Despite a good-news warm-up, Treasury auction ends sloppily

August 13, 1993|By New York Times News Service

NEW YORK -- It could not have been a better warm-up for a Treasury auction.

The producer price index for finished goods in July fell two-tenths of 1 percent, and retail sales came in up just a barely noticeable one-tenth of 1 percent.

This left the Treasury selling 30-year bonds at a time when new data reassured traders, investor and speculators that inflation was in check, and that economic growth would not pick up enough to awake worrisome inflationary fears any time soon.

Add the fact that the Treasury is cutting its annual sales of 30-year bonds by 40 percent and it seemed that yesterday's auction of the 30-year bonds should have gone well.

It did not.

Traders, investors and speculators suffered a little indigestion as they bought the last $11 billion of the week's record $38.5 billion sale of three- , 10- and 30-year securities. It appeared that dealers wound up with more 30-year bonds at a price higher than they could stomach, so they started selling.

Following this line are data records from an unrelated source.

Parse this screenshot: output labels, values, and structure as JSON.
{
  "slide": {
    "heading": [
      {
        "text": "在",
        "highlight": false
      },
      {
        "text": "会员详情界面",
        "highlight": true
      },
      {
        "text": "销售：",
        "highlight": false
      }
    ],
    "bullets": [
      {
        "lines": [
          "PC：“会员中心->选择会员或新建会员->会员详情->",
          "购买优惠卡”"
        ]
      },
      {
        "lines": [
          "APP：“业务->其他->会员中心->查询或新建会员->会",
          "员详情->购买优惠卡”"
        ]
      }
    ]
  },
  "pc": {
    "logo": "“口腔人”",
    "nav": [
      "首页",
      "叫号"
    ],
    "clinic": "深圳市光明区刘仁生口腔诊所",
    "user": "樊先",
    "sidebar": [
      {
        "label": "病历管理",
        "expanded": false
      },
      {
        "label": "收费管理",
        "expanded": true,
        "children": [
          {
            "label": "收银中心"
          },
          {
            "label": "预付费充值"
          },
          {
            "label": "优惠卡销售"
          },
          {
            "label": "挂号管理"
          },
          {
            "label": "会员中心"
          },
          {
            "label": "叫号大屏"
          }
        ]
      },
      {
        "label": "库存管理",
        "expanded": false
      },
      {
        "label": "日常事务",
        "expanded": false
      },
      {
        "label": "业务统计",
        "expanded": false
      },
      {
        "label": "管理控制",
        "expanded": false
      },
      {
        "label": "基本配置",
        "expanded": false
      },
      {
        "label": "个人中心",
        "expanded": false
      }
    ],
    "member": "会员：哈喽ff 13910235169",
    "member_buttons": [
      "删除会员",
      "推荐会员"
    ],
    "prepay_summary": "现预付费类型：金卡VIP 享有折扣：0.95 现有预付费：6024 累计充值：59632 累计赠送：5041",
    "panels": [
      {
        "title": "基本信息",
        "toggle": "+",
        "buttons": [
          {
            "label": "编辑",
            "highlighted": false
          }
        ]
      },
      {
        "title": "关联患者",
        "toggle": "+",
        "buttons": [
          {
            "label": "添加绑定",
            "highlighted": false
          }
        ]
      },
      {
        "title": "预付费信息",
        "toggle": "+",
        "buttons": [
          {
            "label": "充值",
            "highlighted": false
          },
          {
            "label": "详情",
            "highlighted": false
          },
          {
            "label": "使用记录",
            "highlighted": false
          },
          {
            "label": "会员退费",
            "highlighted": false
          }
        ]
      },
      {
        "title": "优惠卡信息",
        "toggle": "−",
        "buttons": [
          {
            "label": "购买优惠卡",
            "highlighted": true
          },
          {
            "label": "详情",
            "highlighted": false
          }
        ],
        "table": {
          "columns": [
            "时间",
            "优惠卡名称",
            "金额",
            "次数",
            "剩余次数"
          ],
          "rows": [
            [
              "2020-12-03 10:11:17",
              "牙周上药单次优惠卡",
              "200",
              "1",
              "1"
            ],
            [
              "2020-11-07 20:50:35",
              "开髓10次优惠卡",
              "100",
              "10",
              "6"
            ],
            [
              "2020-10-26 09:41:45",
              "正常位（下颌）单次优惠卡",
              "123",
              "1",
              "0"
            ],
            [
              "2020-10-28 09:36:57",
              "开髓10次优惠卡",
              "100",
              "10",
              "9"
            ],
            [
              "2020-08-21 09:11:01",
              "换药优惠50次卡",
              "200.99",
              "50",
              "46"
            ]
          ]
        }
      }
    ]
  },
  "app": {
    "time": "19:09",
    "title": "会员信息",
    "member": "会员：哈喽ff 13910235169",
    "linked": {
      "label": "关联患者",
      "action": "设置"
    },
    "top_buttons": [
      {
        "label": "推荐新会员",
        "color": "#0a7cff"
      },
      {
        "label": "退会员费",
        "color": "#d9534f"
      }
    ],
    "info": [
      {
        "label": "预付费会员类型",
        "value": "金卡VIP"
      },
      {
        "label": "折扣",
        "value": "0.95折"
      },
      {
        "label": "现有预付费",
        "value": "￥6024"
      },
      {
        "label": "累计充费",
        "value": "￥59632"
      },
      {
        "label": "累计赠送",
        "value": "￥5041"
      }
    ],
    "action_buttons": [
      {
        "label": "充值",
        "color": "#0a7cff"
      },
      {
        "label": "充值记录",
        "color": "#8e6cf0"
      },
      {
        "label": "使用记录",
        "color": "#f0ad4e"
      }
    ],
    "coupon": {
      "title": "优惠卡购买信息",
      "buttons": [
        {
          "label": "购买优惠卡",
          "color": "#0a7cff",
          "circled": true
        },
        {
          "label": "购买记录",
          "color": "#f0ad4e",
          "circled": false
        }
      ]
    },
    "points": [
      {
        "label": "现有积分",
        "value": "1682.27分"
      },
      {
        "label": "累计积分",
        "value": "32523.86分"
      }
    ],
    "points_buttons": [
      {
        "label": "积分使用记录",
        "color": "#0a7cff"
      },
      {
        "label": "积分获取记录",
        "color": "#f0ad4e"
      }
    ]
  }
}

The sloppy auction put a chill on the long end of the market in the afternoon. The price of the old 7.125 percent 30-year bond due in February 2023 rose more than half a point after the inflation report and the yield on the new bond in pre-auction trading slipped to 6.30 percent.

But by late trading, the yield on the new 6.25 percent, 30-year bond due in August 2023 was up to 6.36 percent while that of the old bond was up to 6.44 percent, from the 16-year low of 6.42 percent set on Wednesday. Prices and yields move in opposite directions.